Members of the Easterling family were convicted for their roles in running a large-scale cockfighting ring and a fighting bird-breeding business. They were also charged for violating the Animal Welfare Act and operating an illegal gambling business.
The co-conspirators allegedly operated a cockfighting business from at least January 2018 to June 11, 2021. The cockfights took place in a small arena surrounded by "stadium-like" seating which could accommodate about 150 people. Merchandise stands were set up in nearby buildings on the same grounds.
"Combined, the seven convicted members of the Easterling family helped run one of the largest cockfighting enterprises in the country," a news release from the department reads.
During the fights, two or more roosters with razor blades attached to their legs would fight to serious injury or death. A person could enter a bird into the fights for an entry fee, which in some cases was a $1,500 charge. They would then be informed what weapons to attach to the bird's leg, which included short and long knives or spurs.
William Colon "Jim" Easterling, 77, owned and operated the cockfighting business for "many years." He enlisted the help of his family members, even his granddaughter Amber Easterling, 25. He was sentenced to two years of home detention and fined $8,000. He will serve his sentence at home because it was determined that incarceration would be "extremely detrimental" due to his declining health.
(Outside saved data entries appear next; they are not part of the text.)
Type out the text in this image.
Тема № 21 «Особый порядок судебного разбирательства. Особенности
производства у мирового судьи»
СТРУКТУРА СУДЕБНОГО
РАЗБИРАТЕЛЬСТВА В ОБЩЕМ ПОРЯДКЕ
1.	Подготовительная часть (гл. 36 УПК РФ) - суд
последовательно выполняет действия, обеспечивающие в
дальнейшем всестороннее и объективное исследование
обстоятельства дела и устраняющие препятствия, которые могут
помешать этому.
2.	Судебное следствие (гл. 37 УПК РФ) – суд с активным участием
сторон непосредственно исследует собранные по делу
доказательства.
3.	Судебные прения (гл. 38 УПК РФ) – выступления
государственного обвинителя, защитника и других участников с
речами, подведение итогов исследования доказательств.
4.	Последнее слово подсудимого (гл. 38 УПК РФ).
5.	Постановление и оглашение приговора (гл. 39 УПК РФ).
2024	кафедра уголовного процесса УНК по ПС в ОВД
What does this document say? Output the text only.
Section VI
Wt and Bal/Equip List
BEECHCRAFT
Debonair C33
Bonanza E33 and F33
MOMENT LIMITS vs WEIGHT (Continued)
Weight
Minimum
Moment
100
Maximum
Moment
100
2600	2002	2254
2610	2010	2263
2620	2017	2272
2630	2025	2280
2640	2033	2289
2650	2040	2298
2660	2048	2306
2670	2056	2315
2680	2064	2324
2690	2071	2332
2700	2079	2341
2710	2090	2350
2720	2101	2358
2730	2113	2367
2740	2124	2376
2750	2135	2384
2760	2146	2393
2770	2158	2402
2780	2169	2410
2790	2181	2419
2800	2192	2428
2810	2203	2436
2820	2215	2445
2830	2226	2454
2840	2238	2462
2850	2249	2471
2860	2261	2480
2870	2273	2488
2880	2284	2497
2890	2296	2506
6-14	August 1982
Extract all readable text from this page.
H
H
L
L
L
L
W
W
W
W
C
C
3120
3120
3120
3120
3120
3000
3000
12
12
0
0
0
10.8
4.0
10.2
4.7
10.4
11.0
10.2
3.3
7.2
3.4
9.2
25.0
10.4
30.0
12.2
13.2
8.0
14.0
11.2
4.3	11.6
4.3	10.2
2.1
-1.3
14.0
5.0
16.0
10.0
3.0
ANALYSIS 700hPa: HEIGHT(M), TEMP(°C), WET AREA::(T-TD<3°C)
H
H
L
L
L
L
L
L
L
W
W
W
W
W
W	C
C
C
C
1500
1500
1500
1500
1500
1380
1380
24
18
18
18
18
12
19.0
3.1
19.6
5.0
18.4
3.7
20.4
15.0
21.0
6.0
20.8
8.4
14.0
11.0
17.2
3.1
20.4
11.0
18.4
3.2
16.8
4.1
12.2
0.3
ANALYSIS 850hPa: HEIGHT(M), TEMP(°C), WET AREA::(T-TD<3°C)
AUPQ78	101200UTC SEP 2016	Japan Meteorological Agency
Amber Easterling was sentenced to a year of probation. Her role in the operation was selling weapons that were used in the cockfights at a merchandise stand.
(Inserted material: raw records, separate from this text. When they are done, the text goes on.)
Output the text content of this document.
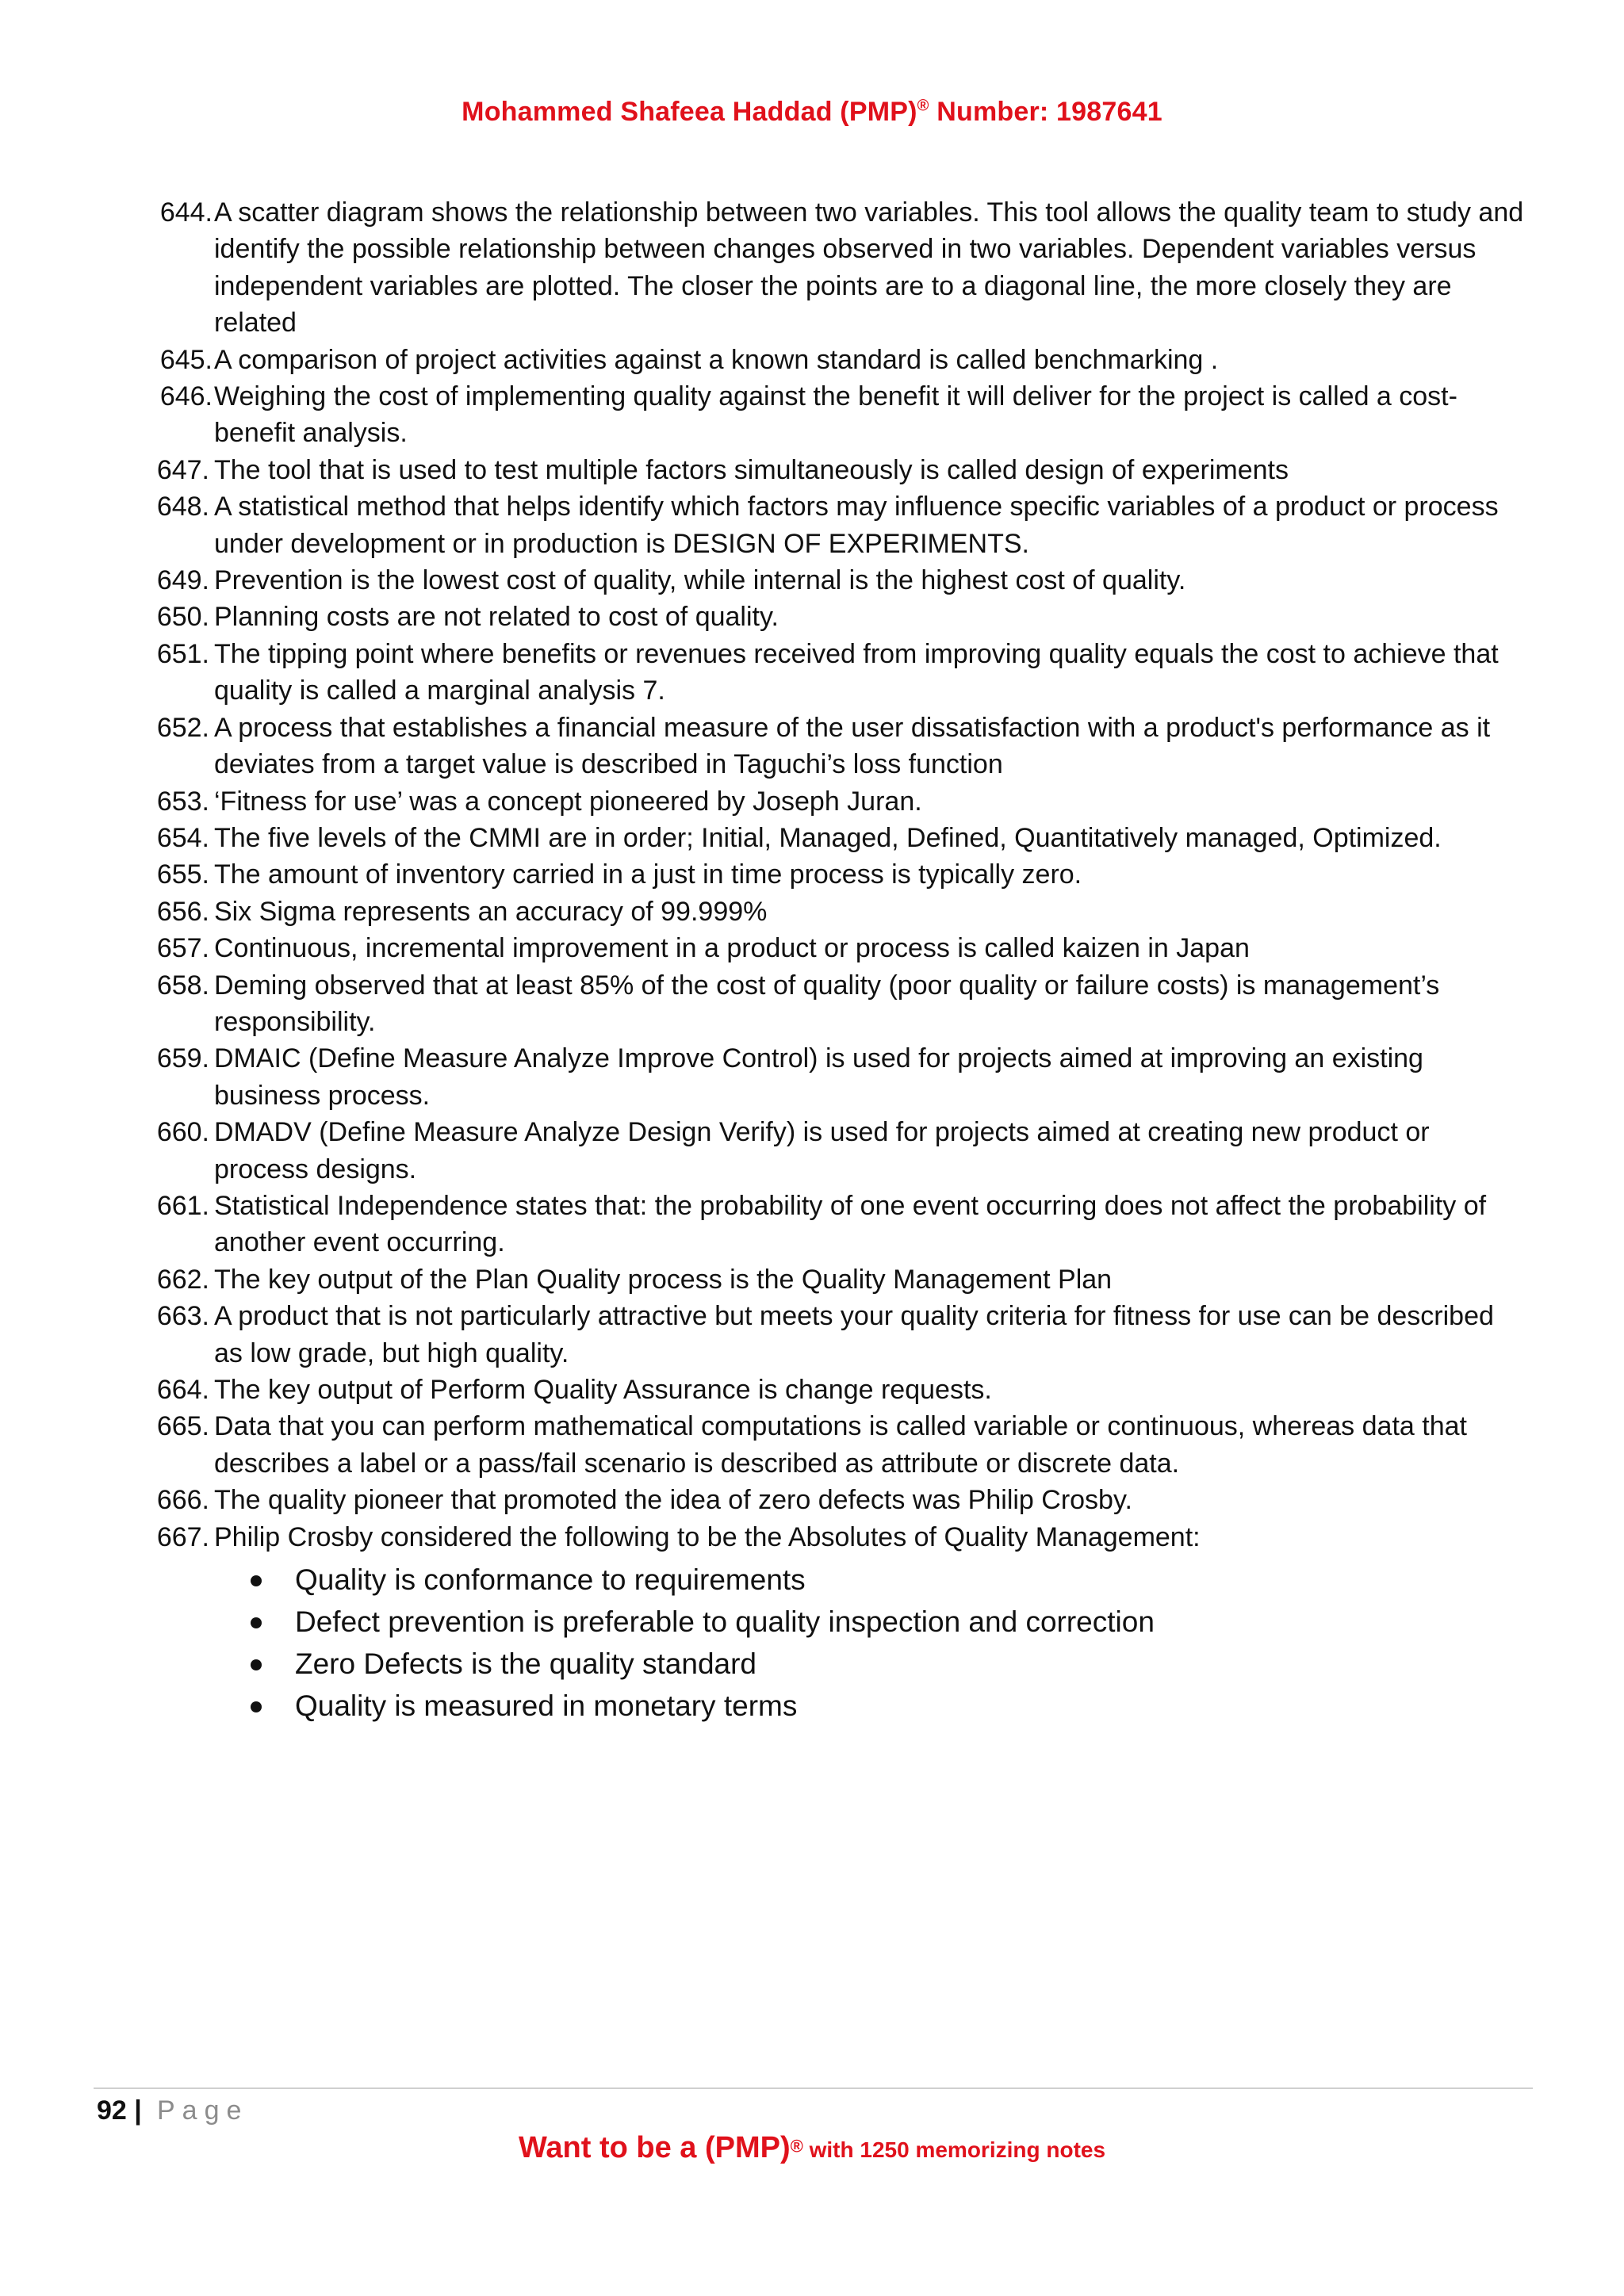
Mohammed Shafeea Haddad (PMP)® Number: 1987641
644. A scatter diagram shows the relationship between two variables. This tool allows the quality team to study and identify the possible relationship between changes observed in two variables. Dependent variables versus independent variables are plotted. The closer the points are to a diagonal line, the more closely they are related
645. A comparison of project activities against a known standard is called benchmarking .
646. Weighing the cost of implementing quality against the benefit it will deliver for the project is called a cost-benefit analysis.
647. The tool that is used to test multiple factors simultaneously is called design of experiments
648. A statistical method that helps identify which factors may influence specific variables of a product or process under development or in production is DESIGN OF EXPERIMENTS.
649. Prevention is the lowest cost of quality, while internal is the highest cost of quality.
650. Planning costs are not related to cost of quality.
651. The tipping point where benefits or revenues received from improving quality equals the cost to achieve that quality is called a marginal analysis 7.
652. A process that establishes a financial measure of the user dissatisfaction with a product's performance as it deviates from a target value is described in Taguchi’s loss function
653. ‘Fitness for use’ was a concept pioneered by Joseph Juran.
654. The five levels of the CMMI are in order; Initial, Managed, Defined, Quantitatively managed, Optimized.
655. The amount of inventory carried in a just in time process is typically zero.
656. Six Sigma represents an accuracy of 99.999%
657. Continuous, incremental improvement in a product or process is called kaizen in Japan
658. Deming observed that at least 85% of the cost of quality (poor quality or failure costs) is management’s responsibility.
659. DMAIC (Define Measure Analyze Improve Control) is used for projects aimed at improving an existing business process.
660. DMADV (Define Measure Analyze Design Verify) is used for projects aimed at creating new product or process designs.
661. Statistical Independence states that: the probability of one event occurring does not affect the probability of another event occurring.
662. The key output of the Plan Quality process is the Quality Management Plan
663. A product that is not particularly attractive but meets your quality criteria for fitness for use can be described as low grade, but high quality.
664. The key output of Perform Quality Assurance is change requests.
665. Data that you can perform mathematical computations is called variable or continuous, whereas data that describes a label or a pass/fail scenario is described as attribute or discrete data.
666. The quality pioneer that promoted the idea of zero defects was Philip Crosby.
667. Philip Crosby considered the following to be the Absolutes of Quality Management:
Quality is conformance to requirements
Defect prevention is preferable to quality inspection and correction
Zero Defects is the quality standard
Quality is measured in monetary terms
92 | Page
Want to be a (PMP)® with 1250 memorizing notes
George William "Billy" Easterling, 56; Brent Colon Easterling, 38; and William "Tyler" Easterling, 30, were sentenced to prison and subsequent supervised release.
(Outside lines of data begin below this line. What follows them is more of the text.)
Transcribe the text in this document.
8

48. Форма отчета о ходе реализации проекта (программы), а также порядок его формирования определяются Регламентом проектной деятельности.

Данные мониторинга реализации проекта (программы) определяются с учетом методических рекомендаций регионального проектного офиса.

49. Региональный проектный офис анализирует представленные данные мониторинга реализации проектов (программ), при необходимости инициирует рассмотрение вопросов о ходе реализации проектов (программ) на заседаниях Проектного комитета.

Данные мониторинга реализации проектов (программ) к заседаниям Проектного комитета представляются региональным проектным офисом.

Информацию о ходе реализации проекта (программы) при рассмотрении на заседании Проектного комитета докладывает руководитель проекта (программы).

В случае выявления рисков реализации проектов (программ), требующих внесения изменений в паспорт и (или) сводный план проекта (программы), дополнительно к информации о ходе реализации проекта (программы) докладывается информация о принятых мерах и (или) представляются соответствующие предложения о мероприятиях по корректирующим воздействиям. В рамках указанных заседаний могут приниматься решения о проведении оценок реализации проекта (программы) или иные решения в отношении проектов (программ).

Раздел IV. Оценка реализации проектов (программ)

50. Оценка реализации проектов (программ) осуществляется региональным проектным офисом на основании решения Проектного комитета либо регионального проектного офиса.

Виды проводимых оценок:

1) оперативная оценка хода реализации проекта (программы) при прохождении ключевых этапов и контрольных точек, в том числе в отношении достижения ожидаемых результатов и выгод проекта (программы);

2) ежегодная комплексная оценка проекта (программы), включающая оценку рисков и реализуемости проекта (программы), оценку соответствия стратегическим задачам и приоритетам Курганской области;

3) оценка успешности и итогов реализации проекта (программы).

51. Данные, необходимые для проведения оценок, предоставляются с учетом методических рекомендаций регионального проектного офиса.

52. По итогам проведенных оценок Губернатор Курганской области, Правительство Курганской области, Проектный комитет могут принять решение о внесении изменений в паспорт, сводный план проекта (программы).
Brent Easterling carries the longest sentence at two years. He is considered a widely known breeder of fighting birds at his farm L&L Gamefarm. He also helped his father, Jim, promote the fights. His wife, Kassi, 39, was sentenced to two years of probation, including six months of home detention.
George Easterling was sentenced Tuesday to 22 months, and his son William Easterling was sentenced to 20 months. They also operated a bird-breeding business, Swift Creek Gamefarm, which raised and transported fighting birds. Their in-law Thomas Glyn "Junior" Williams, 34, was employed at the farm. He was sentenced to a year of probation.
"As these sentences vividly show, the Department of Justice will continue to hold accountable those who encourage and profit from forcing animals to fight each other for human entertainment," said Assistant Attorney General Todd Kim of the Justice Department's Environment and Natural Resources Division.
Verbena, Ala., is a small unincorporated community north of Montgomery.